Pourtant, ce principe a souffert quelques exceptions. Les plus notables, en ce qu'elles ont été les plus assumées, ont été l'engagement des troupes algériennes contre les Israéliens. En 1967, la fin des hostilités a acculé les troupes algériennes envoyées par le président Houari Boumediene à un retour au bercail. En 1973, toutefois, l'armée algérienne a largement participé aux combats, de façon souvent décisive.

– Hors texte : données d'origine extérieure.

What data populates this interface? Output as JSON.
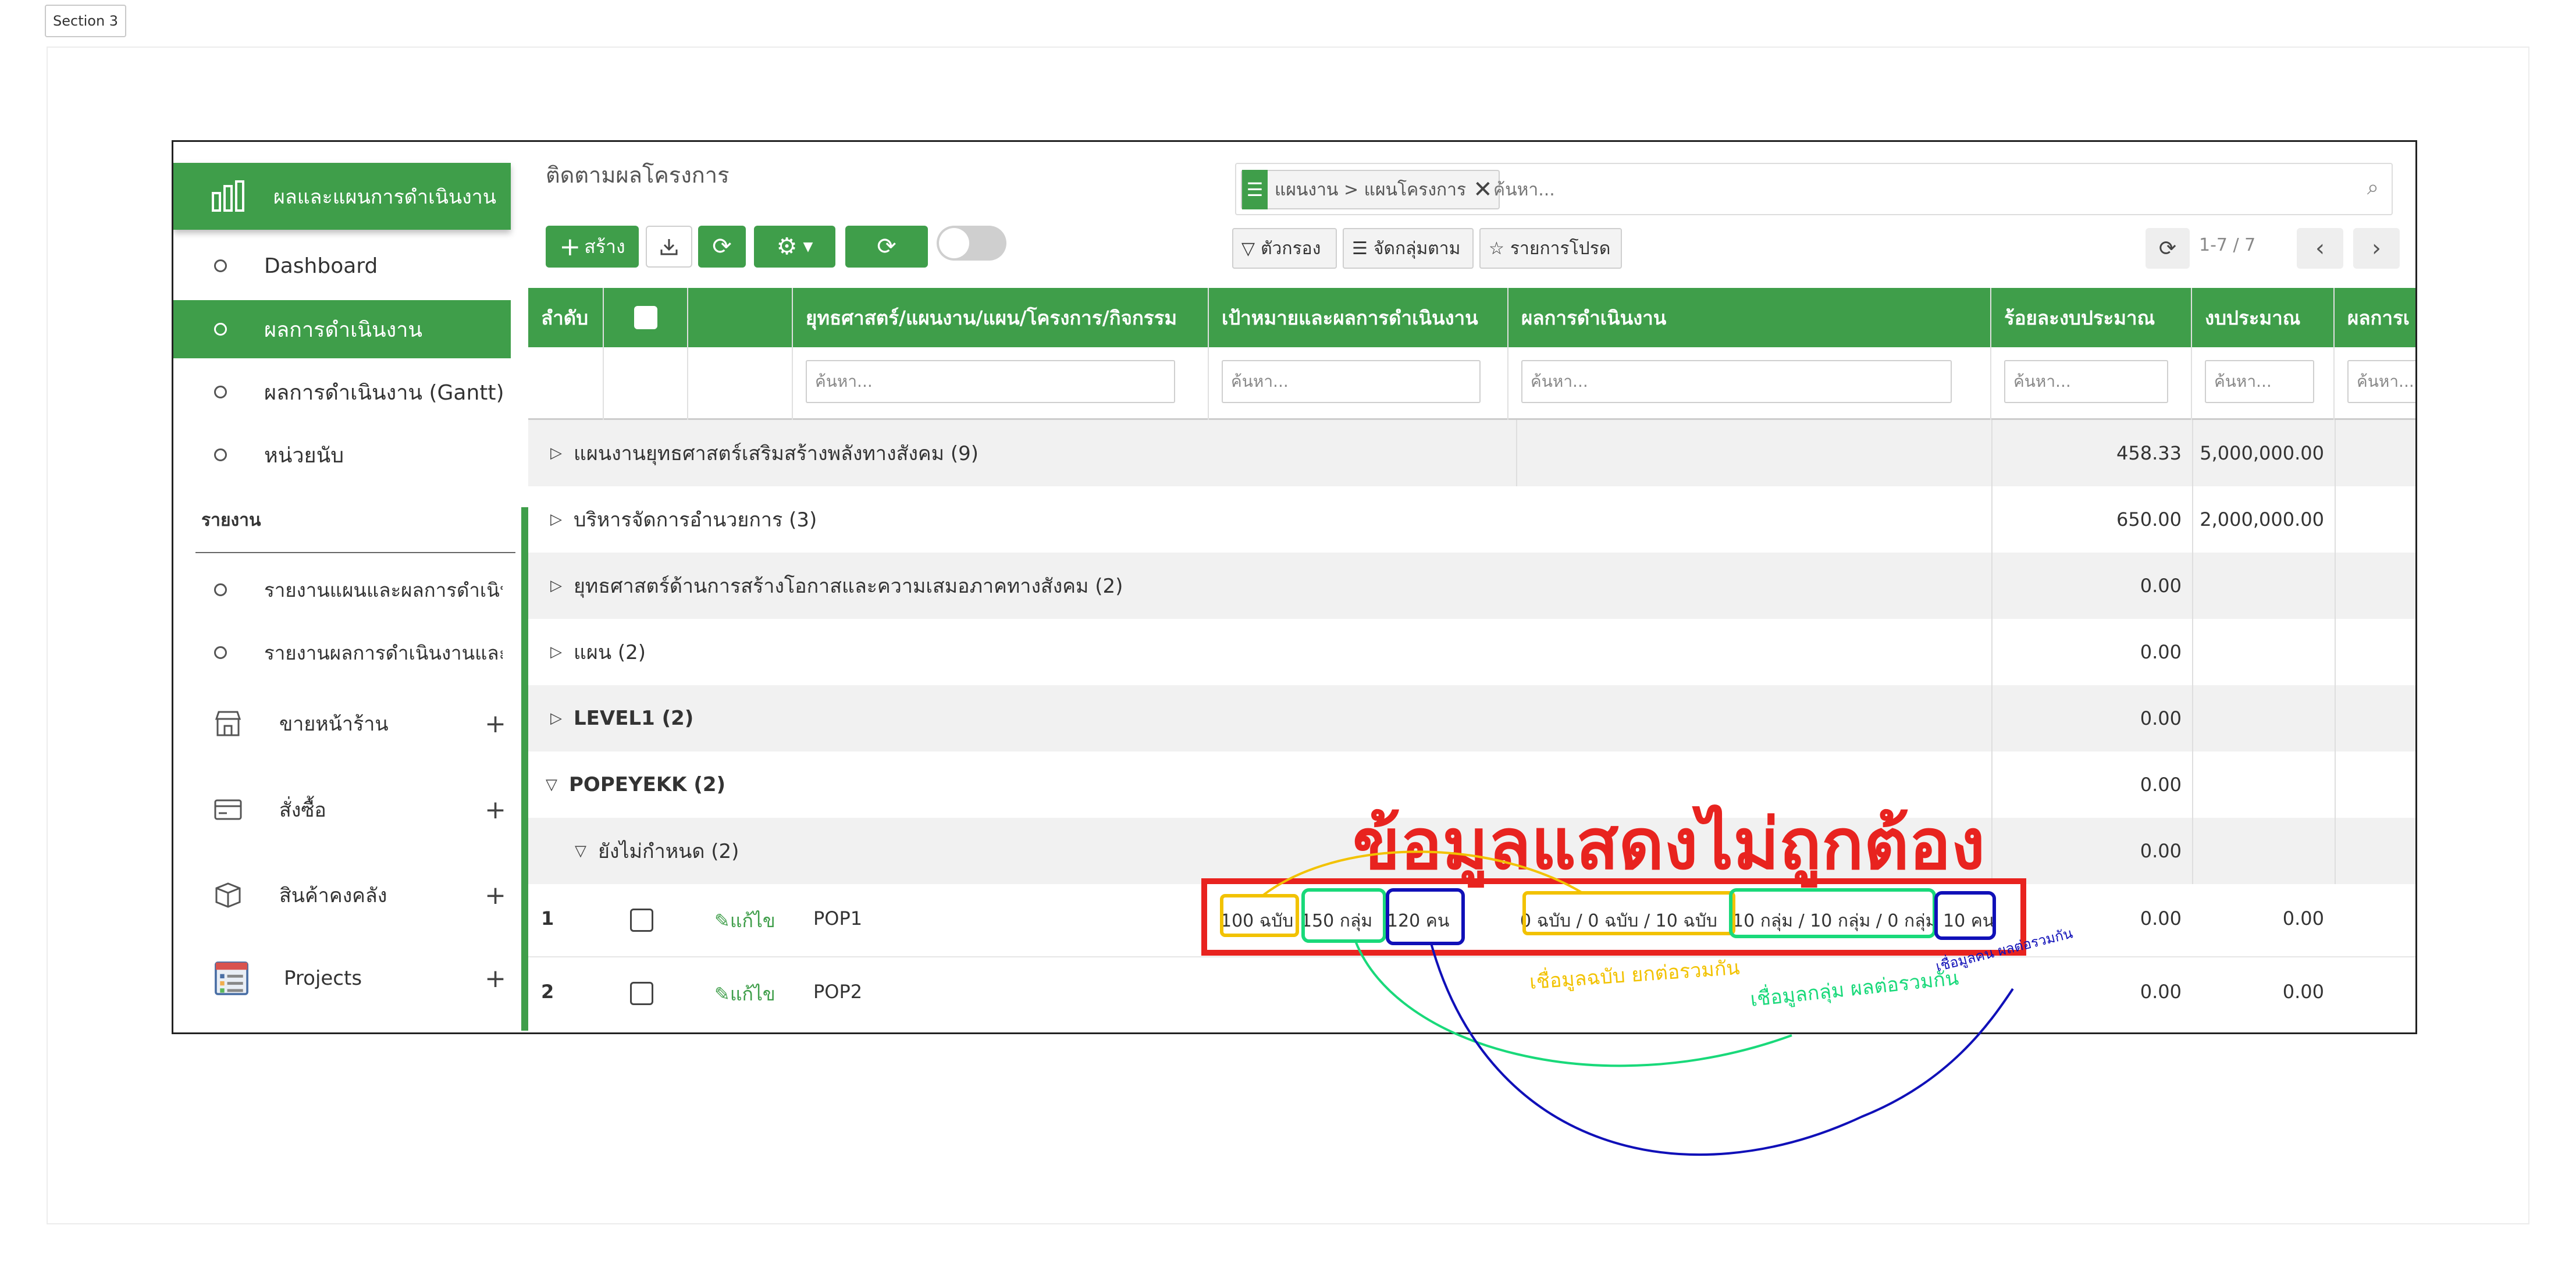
{
  "section_label": "Section 3",
  "sidebar": {
    "top_label": "ผลและแผนการดำเนินงาน",
    "items": [
      {
        "label": "Dashboard",
        "active": false
      },
      {
        "label": "ผลการดำเนินงาน",
        "active": true
      },
      {
        "label": "ผลการดำเนินงาน (Gantt)",
        "active": false
      },
      {
        "label": "หน่วยนับ",
        "active": false
      }
    ],
    "report_heading": "รายงาน",
    "report_items": [
      {
        "label": "รายงานแผนและผลการดำเนิน"
      },
      {
        "label": "รายงานผลการดำเนินงานและr"
      }
    ],
    "groups": [
      {
        "label": "ขายหน้าร้าน",
        "icon": "store-icon"
      },
      {
        "label": "สั่งซื้อ",
        "icon": "card-icon"
      },
      {
        "label": "สินค้าคงคลัง",
        "icon": "box-icon"
      },
      {
        "label": "Projects",
        "icon": "projects-icon"
      }
    ]
  },
  "main": {
    "title": "ติดตามผลโครงการ",
    "create_label": "สร้าง",
    "facet_label": "แผนงาน > แผนโครงการ",
    "search_placeholder": "ค้นหา...",
    "filter_label": "ตัวกรอง",
    "groupby_label": "จัดกลุ่มตาม",
    "favorites_label": "รายการโปรด",
    "pager": "1-7 / 7"
  },
  "table": {
    "headers": [
      "ลำดับ",
      "",
      "",
      "ยุทธศาสตร์/แผนงาน/แผน/โครงการ/กิจกรรม",
      "เป้าหมายและผลการดำเนินงาน",
      "ผลการดำเนินงาน",
      "ร้อยละงบประมาณ",
      "งบประมาณ",
      "ผลการเ"
    ],
    "filter_placeholder": "ค้นหา...",
    "groups": [
      {
        "label": "แผนงานยุทธศาสตร์เสริมสร้างพลังทางสังคม (9)",
        "percent": "458.33",
        "budget": "5,000,000.00",
        "expanded": false
      },
      {
        "label": "บริหารจัดการอำนวยการ (3)",
        "percent": "650.00",
        "budget": "2,000,000.00",
        "expanded": false
      },
      {
        "label": "ยุทธศาสตร์ด้านการสร้างโอกาสและความเสมอภาคทางสังคม (2)",
        "percent": "0.00",
        "budget": "",
        "expanded": false
      },
      {
        "label": "แผน (2)",
        "percent": "0.00",
        "budget": "",
        "expanded": false
      },
      {
        "label": "LEVEL1 (2)",
        "percent": "0.00",
        "budget": "",
        "expanded": false
      },
      {
        "label": "POPEYEKK (2)",
        "percent": "0.00",
        "budget": "",
        "expanded": true
      }
    ],
    "subgroup": {
      "label": "ยังไม่กำหนด (2)",
      "percent": "0.00"
    },
    "rows": [
      {
        "index": "1",
        "edit": "แก้ไข",
        "name": "POP1",
        "target_a": "100 ฉบับ",
        "target_b": "150 กลุ่ม",
        "target_c": "120 คน",
        "result_a": "0 ฉบับ / 0 ฉบับ / 10 ฉบับ",
        "result_b": "10 กลุ่ม / 10 กลุ่ม / 0 กลุ่ม",
        "result_c": "10 คน",
        "percent": "0.00",
        "budget": "0.00"
      },
      {
        "index": "2",
        "edit": "แก้ไข",
        "name": "POP2",
        "target_a": "",
        "target_b": "",
        "target_c": "",
        "result_a": "",
        "result_b": "",
        "result_c": "",
        "percent": "0.00",
        "budget": "0.00"
      }
    ]
  },
  "annotation": {
    "title": "ข้อมูลแสดงไม่ถูกต้อง",
    "note_yellow": "เชื่อมูลฉบับ ยกต่อรวมกัน",
    "note_green": "เชื่อมูลกลุ่ม ผลต่อรวมกัน",
    "note_blue": "เชื่อมูลคน ผลต่อรวมกัน",
    "colors": {
      "red": "#e8231f",
      "yellow": "#f2c200",
      "green": "#19d97a",
      "blue": "#1010b8"
    }
  },
  "colors": {
    "brand_green": "#3f9e4a",
    "row_shade": "#f1f1f1",
    "header_text": "#ffffff"
  }
}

Mais ces exceptions ne constituent, au demeurant, qu'un arbitrage constitutionnel, entre «la non-ingérence dans les affaires intérieures» d'autres États (art.31) et la solidarité de «tous les peuples qui luttent pour la libération» (art. 30). Pour un ancien officier de l'armée algérienne approché par Sputnik, la France connaît bien la réticence des Algériens à s'engager, de façon générale, en dehors de leurs frontières. Les différentes sollicitations de Paris seraient donc uniquement «formelles».

«En réalité, les Français ne veulent pas des Algériens dans le G5 Sahel, parce qu'ils veulent être à la manœuvre. Avec les Algériens dans le G5 Sahel, ça aurait été impossible», estime cet ex-officier algérien, désirant garder l'anonymat.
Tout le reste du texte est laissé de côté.